Renato Brunetta alza il tiro della polemica sulla legge "anti-fannulloni" e riduce il tempo della minaccia di dimissioni inizialmente fissato in due mesi: "o il mio decreto viene trasmesso alle Camere entro due giorni o mi dimetto", afferma parlando ad una platea sindacale cislina alla quale subito dopo, chiede di dargli "una mano perché con voi l’accordo si trova sempre. Ci sono molte resistenze che non sono le vostre... ". Fa sapere inoltre, di aver già consegnato le dimissioni nelle mani del Presidente del Consiglio, Silvio Berlusconi.

La cosa, realisticamente parlando, fa sorridere e non fa più notizia anche perché alle dimissioni dei politici italiani non ci crede più nessuno!

Ma cosa c’è realmente dietro le continue minacce di Mister Br di mollare tutto? L’oggetto del contendere non è certo l’efficacia e la trasparenza degli uffici pubblici, nè tantomeno la presunta lotta ai "fannulloni", ma è strettamente di natura politica: ci sono "resistenze" al decreto legislativo che dovrà attuare la riforma della pubblica amministrazione, cosa alla quale Brunetta, dopo il premio Nobel, tiene di più.

Mister Br non può fallire anche in questo, ne va di mezzo la sua "autostima". Per quanto attiene alla nostra, beh quella non l’ha mai avuta. Dette "resistenze", ha ribadito più volte a Fiuggi, dov’è stato ospite d’onore al congresso degli amici della Cisl "non arrivano dal sindacato, ma dall’interno del mio governo".

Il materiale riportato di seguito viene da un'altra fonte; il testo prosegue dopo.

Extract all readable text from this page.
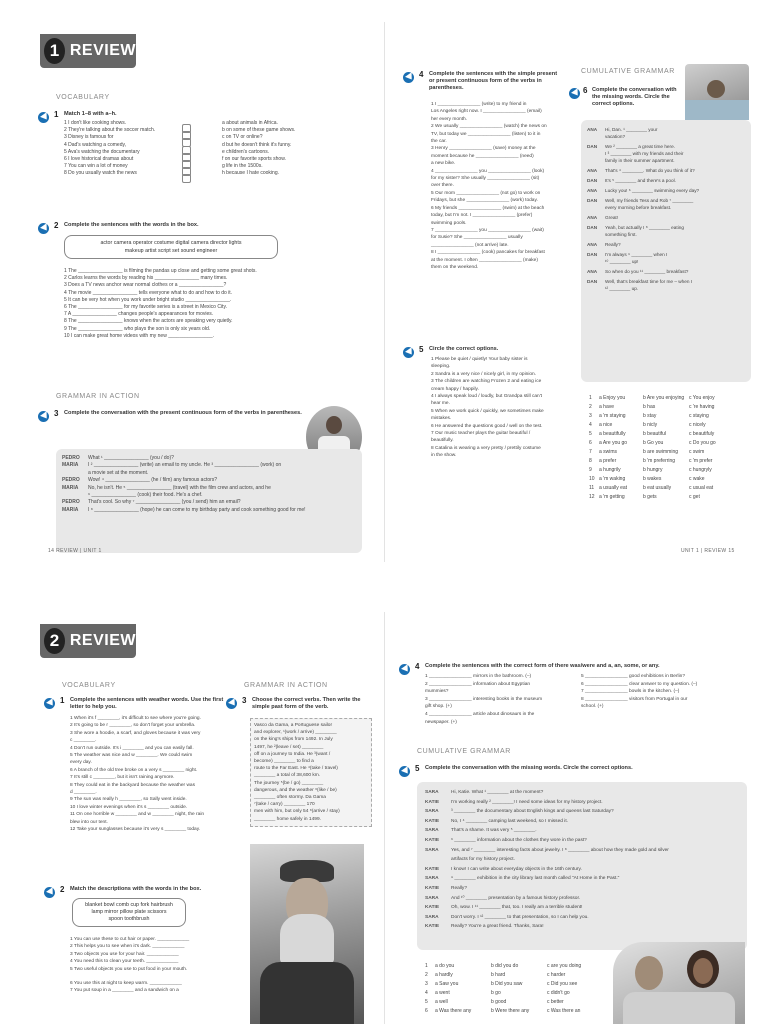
1 REVIEW
VOCABULARY
1 Match 1–8 with a–h.
1 I don't like cooking shows.
2 They're talking about the soccer match.
3 Disney is famous for
4 Dad's watching a comedy,
5 Ava's watching the documentary
6 I love historical dramas about
7 You can win a lot of money
8 Do you usually watch the news
a about animals in Africa.
b on some of these game shows.
c on TV or online?
d but he doesn't think it's funny.
e children's cartoons.
f on our favorite sports show.
g life in the 1500s.
h because I hate cooking.
2 Complete the sentences with the words in the box.
actor camera operator costume digital camera director lights
makeup artist script set sound engineer
1 The ________________ is filming the pandas up close and getting some great shots.
2 Carlos learns the words by reading his ________________ many times.
3 Does a TV news anchor wear normal clothes or a ________________?
4 The movie ________________ tells everyone what to do and how to do it.
5 It can be very hot when you work under bright studio ________________.
6 The ________________ for my favorite series is a street in Mexico City.
7 A ________________ changes people's appearances for movies.
8 The ________________ knows when the actors are speaking very quietly.
9 The ________________ who plays the son is only six years old.
10 I can make great home videos with my new ________________.
GRAMMAR IN ACTION
3 Complete the conversation with the present continuous form of the verbs in parentheses.
PEDRO	What ¹ ________________ (you / do)?
MARIA	I ² ________________ (write) an email to my uncle. He ³ ________________ (work) on
a movie set at the moment.
PEDRO	Wow! ⁴ ________________ (he / film) any famous actors?
MARIA	No, he isn't. He ⁵ ________________ (travel) with the film crew and actors, and he
⁶ ________________ (cook) their food. He's a chef.
PEDRO	That's cool. So why ⁷ ________________ (you / send) him an email?
MARIA	I ⁸ ________________ (hope) he can come to my birthday party and cook something good for me!
14 REVIEW | UNIT 1
4 Complete the sentences with the simple present
or present continuous form of the verbs in
parentheses.
1 I ________________ (write) to my friend in
Los Angeles right now. I ________________ (email)
her every month.
2 We usually ________________ (watch) the news on
TV, but today we ________________ (listen) to it in
the car.
3 Henry ________________ (save) money at the
moment because he ________________ (need)
a new bike.
4 ________________ you ________________ (look)
for my sister? She usually ________________ (sit)
over there.
5 Our mom ________________ (not go) to work on
Fridays, but she ________________ (work) today.
6 My friends ________________ (swim) at the beach
today, but I'm not. I ________________ (prefer)
swimming pools.
7 ________________ you ________________ (wait)
for Susie? She ________________ usually
________________ (not arrive) late.
8 I ________________ (cook) pancakes for breakfast
at the moment. I often ________________ (make)
them on the weekend.
5 Circle the correct options.
1 Please be quiet / quietly! Your baby sister is
sleeping.
2 Sandra is a very nice / nicely girl, in my opinion.
3 The children are watching Frozen 2 and eating ice
cream happy / happily.
4 I always speak loud / loudly, but Grandpa still can't
hear me.
5 When we work quick / quickly, we sometimes make
mistakes.
6 He answered the questions good / well on the test.
7 Our music teacher plays the guitar beautiful /
beautifully.
8 Catalina is wearing a very pretty / prettily costume
in the show.
CUMULATIVE GRAMMAR
6 Complete the conversation with
the missing words. Circle the
correct options.
ANA	Hi, Dan. ¹ ________ your
vacation?
DAN	We ² ________ a great time here.
I ³ ________ with my friends and their
family in their summer apartment.
ANA	That's ⁴ ________. What do you think of it?
DAN	It's ⁵ ________ and there's a pool.
ANA	Lucky you! ⁶ ________ swimming every day?
DAN	Well, my friends Tess and Rob ⁷ ________
every morning before breakfast.
ANA	Great!
DAN	Yeah, but actually I ⁸ ________ eating
something first.
ANA	Really?
DAN	I'm always ⁹ ________ when I
¹⁰ ________ up!
ANA	So when do you ¹¹ ________ breakfast?
DAN	Well, that's breakfast time for me – when I
¹² ________ up.
1	a Enjoy you	b Are you enjoying c You enjoy
2	a have	b has	c 're having
3	a 'm staying	b stay	c staying
4	a nice	b nicly	c nicely
5	a beautifully	b beautiful	c beautifuly
6	a Are you go	b Go you	c Do you go
7	a swims	b are swimming	c swim
8	a prefer	b 'm preferring	c 'm prefer
9	a hungrily	b hungry	c hungryly
10 a 'm waking	b wakes	c wake
11 a usually eat	b eat usually	c usual eat
12 a 'm getting	b gets	c get
UNIT 1 | REVIEW 15
2 REVIEW
VOCABULARY
1 Complete the sentences with weather words. Use the first
letter to help you.
1 When it's f ________, it's difficult to see where you're going.
2 It's going to be r ________, so don't forget your umbrella.
3 She wore a hoodie, a scarf, and gloves because it was very
c ________.
4 Don't run outside. It's i ________ and you can easily fall.
5 The weather was nice and w ________. We could swim
every day.
6 A branch of the old tree broke on a very s ________ night.
7 It's still c ________, but it isn't raining anymore.
8 They could eat in the backyard because the weather was
d ________.
9 The sun was really h ________, so Sally went inside.
10 I love winter evenings when it's s ________ outside.
11 On one horrible w ________ and w ________ night, the rain
blew into our tent.
12 Take your sunglasses because it's very s ________ today.
2 Match the descriptions with the words in the box.
blanket bowl comb cup fork hairbrush
lamp mirror pillow plate scissors
spoon toothbrush
1 You can use these to cut hair or paper. ____________
2 This helps you to see when it's dark. ____________
3 Two objects you use for your hair. ____________
4 You need this to clean your teeth. ____________
5 Two useful objects you use to put food in your mouth.
6 You use this at night to keep warm. ____________
7 You put soup in a ________ and a sandwich on a
GRAMMAR IN ACTION
3 Choose the correct verbs. Then write the
simple past form of the verb.
Vasco da Gama, a Portuguese sailor
and explorer, ¹(work / arrive) ________
on the king's ships from 1492. In July
1497, he ²(leave / set) ________
off on a journey to India. He ³(want /
become) ________ to find a
route to the Far East. He ⁴(take / travel)
________ a total of 38,600 km.
The journey ⁵(be / go) ________
dangerous, and the weather ⁶(like / be)
________ often stormy. Da Gama
⁷(take / carry) ________ 170
men with him, but only 54 ⁸(arrive / stay)
________ home safely in 1499.
4 Complete the sentences with the correct form of there was/were and a, an, some, or any.
1 ________________ mirrors in the bathroom. (–)
2 ________________ information about Egyptian
mummies?
3 ________________ interesting books in the museum
gift shop. (+)
4 ________________ article about dinosaurs in the
newspaper. (+)
5 ________________ good exhibitions in Berlin?
6 ________________ clear answer to my question. (–)
7 ________________ bowls in the kitchen. (–)
8 ________________ visitors from Portugal in our
school. (+)
CUMULATIVE GRAMMAR
5 Complete the conversation with the missing words. Circle the correct options.
SARA	Hi, Katie. What ¹ ________ at the moment?
KATIE	I'm working really ² ________! I need some ideas for my history project.
SARA	³ ________ the documentary about English kings and queens last Saturday?
KATIE	No, I ⁴ ________ camping last weekend, so I missed it.
SARA	That's a shame. It was very ⁵ ________.
KATIE	⁶ ________ information about the clothes they wore in the past?
SARA	Yes, and ⁷ ________ interesting facts about jewelry. I ⁸ ________ about how they made gold and silver
artifacts for my history project.
KATIE	I know! I can write about everyday objects in the 16th century.
SARA	⁹ ________ exhibition in the city library last month called "At Home in the Past."
KATIE	Really?
SARA	And ¹⁰ ________ presentation by a famous history professor.
KATIE	Oh, wow. I ¹¹ ________ that, too. I really am a terrible student!
SARA	Don't worry. I ¹² ________ to that presentation, so I can help you.
KATIE	Really? You're a great friend. Thanks, Sara!
1	a do you	b did you do	c are you doing
2	a hardly	b hard	c harder
3	a Saw you	b Did you saw	c Did you see
4	a went	b go	c didn't go
5	a well	b good	c better
6	a Was there any	b Were there any	c Was there an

Non fa nomi ma la polemica è dichiaratamente con un altro professore: il Ministro dell’Economia Giulio Tremonti. Anche se poi, il vero destinatario dello sfogo, è sempre "il grande capo". Due, in particolare, i temi su cui Tremonti si è messo di traverso. Il più importante è l’"authority" che dovrà valutare l’efficienza dei dipendenti statali; l’altro è l’introduzione della "class action" nella pubblica amministrazione.
 

Facciamo un passo indietro. Il 15 marzo scorso il Parlamento ha approvato la legge delega per introdurre "efficienza e trasparenza" nella pubblica amministrazione. Ora questa legge, per diventare operativa, ha bisogno dell’approvazione del decreto legislativo. Il testo è stato approvato in via preliminare dal Consiglio dei Ministri l’8 maggio scorso e adesso dovrà fare il giro delle sette chiese (Conferenza unificata per la valutazione da parte di Regioni ed enti locali, Cnel, Commissioni parlamentari) prima di tornare a Palazzo Chigi per l’approvazione definitiva.
 
Brunetta, nei giorni scorsi, ha posto un ultimatum: "O si chiude entro sessanta giorni o io me ne vado". Con chi ce l’aveva, l’abbiamo appena detto. Giulio Tremonti si era già detto perplesso e in questi giorni ha ribadito che non intende dare la sua approvazione al provvedimento.

Ecco le motivazioni di via XX Settembre. Allo stato attuale delle cose, il controllo economico sulla pubblica amministrazione e la gestione del personale, ricade sotto il Ministero di Tremonti (quello di Brunetta è un dicastero senza portafoglio, collocato all’ombra di Palazzo Chigi). Nel momento in cui dovesse diventare operativa l’"Autorità indipendente per la valutazione dell’efficienza delle procedure", voluta da Brunetta (composta da cinque esperti proposti dal Ministero per la pubblica amministrazione e da quello per l’attuazione del programma con un costo di oltre 4 milioni di euro), le leve che comandano la burocrazia passerebbero a Palazzo Chigi.

La nuova authority dovrà dettare i criteri per stilare l’elenco dei “buoni” (il 25% dei dipendenti pubblici che avranno il massimo del premio di produttività), dei “così, così” (il 50% dei travet con meriti inferiori, che riceveranno metà del premio) e dei “cattivi” (quelli che resteranno a bocca asciutta). Insomma -a parte il Ministro delle Pari Opportunità, Mara Carfagna, che ha contestato il meccanismo degli aumenti di merito puntualizzando che avrebbe penalizzato le donne in maternità- il nocciolo della questione è politico: il potere vero non sarebbe più in mano al Ministro del Tesoro.

Il resto delle perplessità di Tremonti sono legate alla “class action” che, così come disegnata da Brunetta, comporterebbe il rischio amministrativo di un pericoloso contenzioso, con relativo blocco del funzionamento degli uffici, ed il rischio politico che la “class action” del settore statale faccia da battistrada per qualcosa di analogo, e magari di più rigoroso, nel privato. E si sa che "il governo degli imprenditori" intende andare molto cauto sull’argomento.